Evangile de Jésus-Christ selon saint Marc
Mc 11, 1-10

Quelques jours avant la fête de la Pâque, Jésus et ses disciples approchent de Jérusalem, de Bethphagé et de Béthanie, près du mont des Oliviers. Jésus envoie deux de ses disciples : « Allez au village qui est en face de vous. Dès l'entrée, vous y trouverez un petit âne attaché, que personne n'a encore monté. Détachez-le et amenez-le. Si l'on vous demande : 'Que faites-vous là ?' répondez : 'Le Seigneur en a besoin : il vous le renverra aussitôt.' » Ils partent, trouvent un petit âne attaché près d'une porte, dehors, dans la rue, et ils le détachent. Des gens qui se trouvaient là leur demandaient : « Qu'avez-vous à détacher cet ânon ? » Ils répondirent ce que Jésus leur avait dit, et on les laissa faire.
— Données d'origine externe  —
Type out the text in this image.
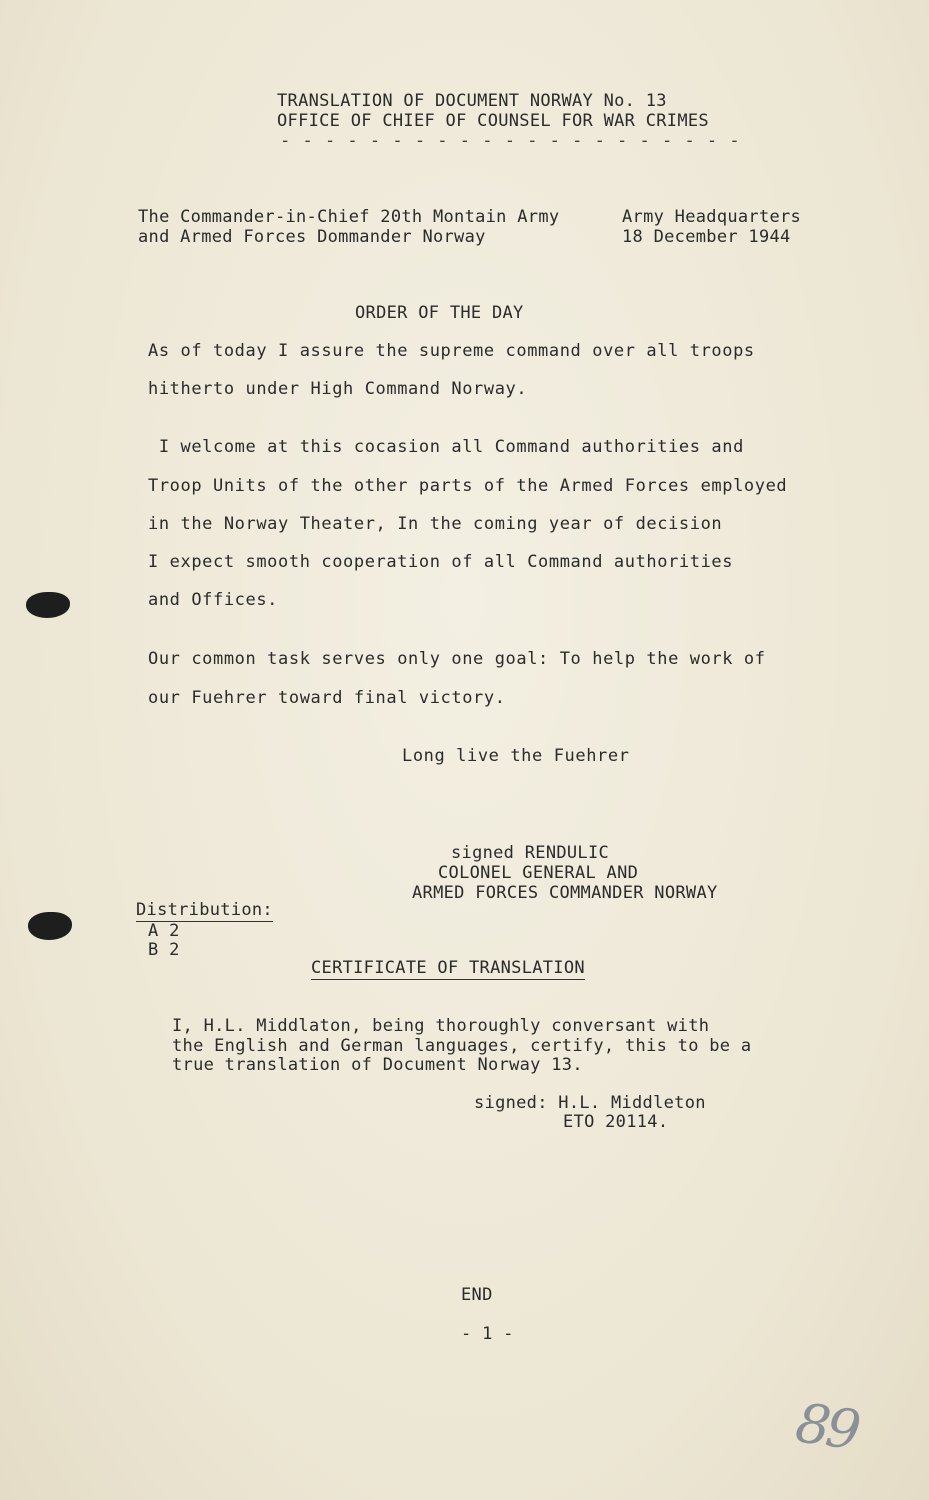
TRANSLATION OF DOCUMENT NORWAY No. 13
OFFICE OF CHIEF OF COUNSEL FOR WAR CRIMES
- - - - - - - - - - - - - - - - - - - - -
The Commander-in-Chief 20th Montain Army
and Armed Forces Dommander Norway
Army Headquarters
18 December 1944
ORDER OF THE DAY
As of today I assure the supreme command over all troops
hitherto under High Command Norway.
I welcome at this cocasion all Command authorities and
Troop Units of the other parts of the Armed Forces employed
in the Norway Theater, In the coming year of decision
I expect smooth cooperation of all Command authorities
and Offices.
Our common task serves only one goal: To help the work of
our Fuehrer toward final victory.
Long live the Fuehrer
signed RENDULIC
COLONEL GENERAL AND
ARMED FORCES COMMANDER NORWAY
Distribution:
A 2
B 2
CERTIFICATE OF TRANSLATION
I, H.L. Middlaton, being thoroughly conversant with
the English and German languages, certify, this to be a
true translation of Document Norway 13.
signed: H.L. Middleton
ETO 20114.
END
- 1 -
89
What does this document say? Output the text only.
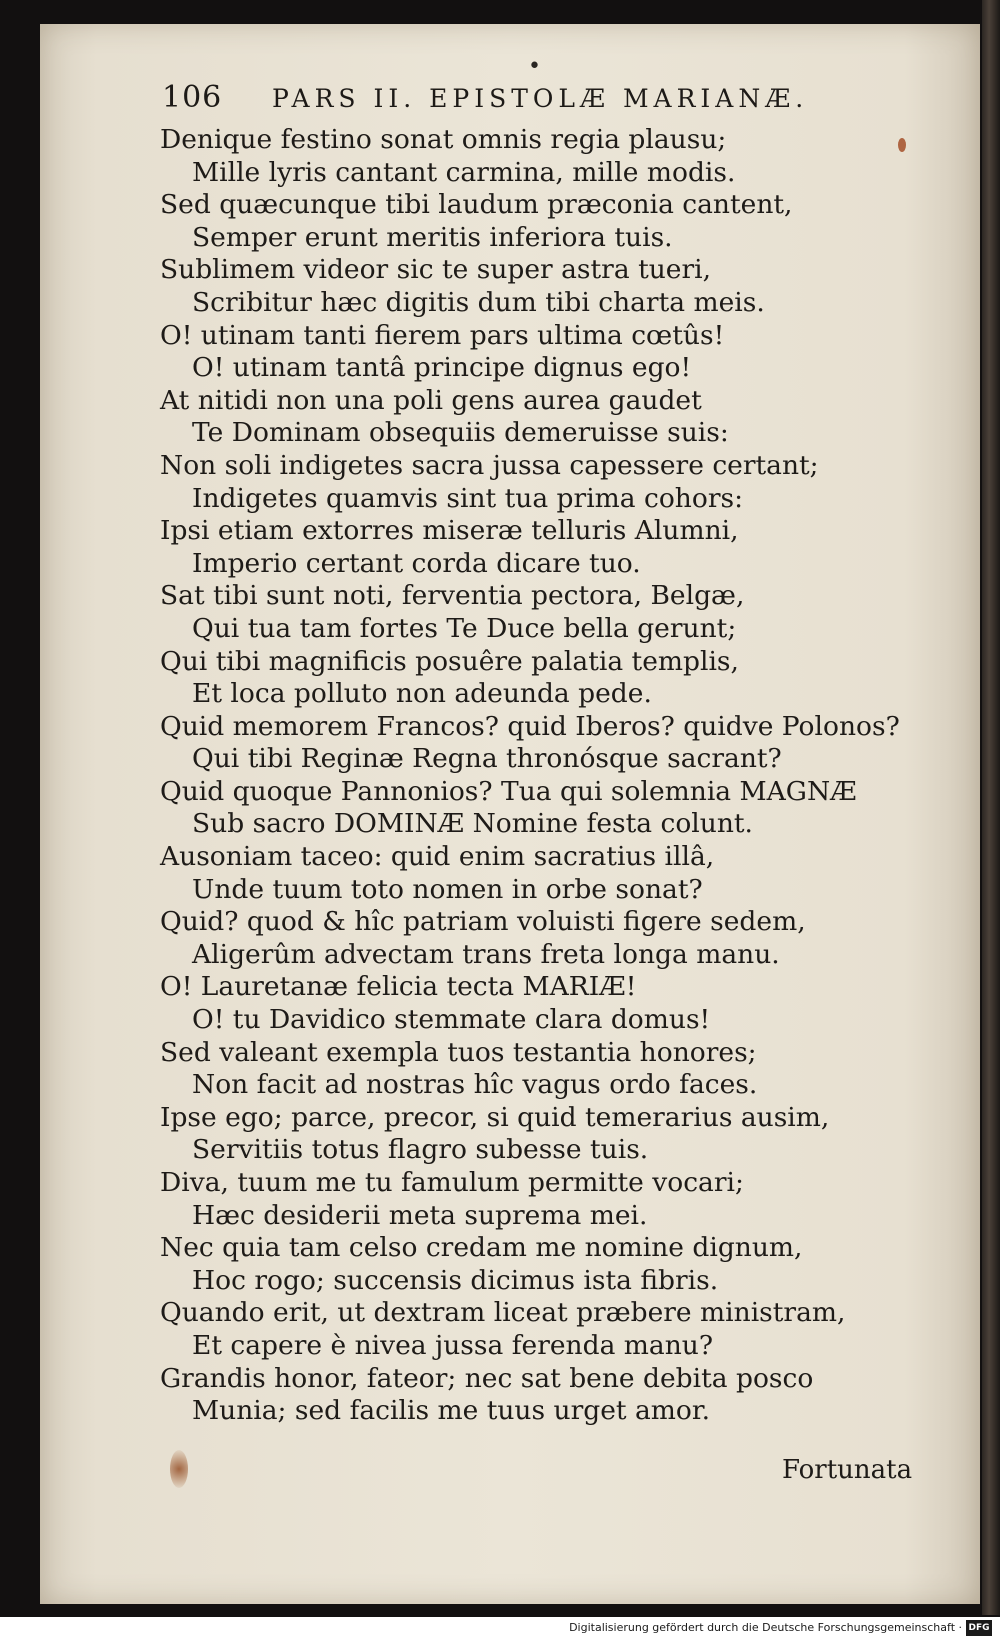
•
106 PARS II. EPISTOLÆ MARIANÆ.
Denique festino sonat omnis regia plausu;
Mille lyris cantant carmina, mille modis.
Sed quæcunque tibi laudum præconia cantent,
Semper erunt meritis inferiora tuis.
Sublimem videor sic te super astra tueri,
Scribitur hæc digitis dum tibi charta meis.
O! utinam tanti fierem pars ultima cœtûs!
O! utinam tantâ principe dignus ego!
At nitidi non una poli gens aurea gaudet
Te Dominam obsequiis demeruisse suis:
Non soli indigetes sacra jussa capessere certant;
Indigetes quamvis sint tua prima cohors:
Ipsi etiam extorres miseræ telluris Alumni,
Imperio certant corda dicare tuo.
Sat tibi sunt noti, ferventia pectora, Belgæ,
Qui tua tam fortes Te Duce bella gerunt;
Qui tibi magnificis posuêre palatia templis,
Et loca polluto non adeunda pede.
Quid memorem Francos? quid Iberos? quidve Polonos?
Qui tibi Reginæ Regna thronósque sacrant?
Quid quoque Pannonios? Tua qui solemnia MAGNÆ
Sub sacro DOMINÆ Nomine festa colunt.
Ausoniam taceo: quid enim sacratius illâ,
Unde tuum toto nomen in orbe sonat?
Quid? quod & hîc patriam voluisti figere sedem,
Aligerûm advectam trans freta longa manu.
O! Lauretanæ felicia tecta MARIÆ!
O! tu Davidico stemmate clara domus!
Sed valeant exempla tuos testantia honores;
Non facit ad nostras hîc vagus ordo faces.
Ipse ego; parce, precor, si quid temerarius ausim,
Servitiis totus flagro subesse tuis.
Diva, tuum me tu famulum permitte vocari;
Hæc desiderii meta suprema mei.
Nec quia tam celso credam me nomine dignum,
Hoc rogo; succensis dicimus ista fibris.
Quando erit, ut dextram liceat præbere ministram,
Et capere è nivea jussa ferenda manu?
Grandis honor, fateor; nec sat bene debita posco
Munia; sed facilis me tuus urget amor.
Fortunata
Digitalisierung gefördert durch die Deutsche Forschungsgemeinschaft · DFG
Ils amènent le petit âne à Jésus, le couvrent de leurs manteaux, et Jésus s'assoit dessus. Alors, beaucoup de gens étendirent sur le chemin leurs manteaux, d'autres, des feuillages coupés dans la campagne. Ceux qui marchaient devant et ceux qui suivaient criaient : « Hosanna ! Béni soit celui qui vient au nom du Seigneur ! Béni le Règne qui vient, celui de notre père David. Hosanna au plus haut des cieux ! »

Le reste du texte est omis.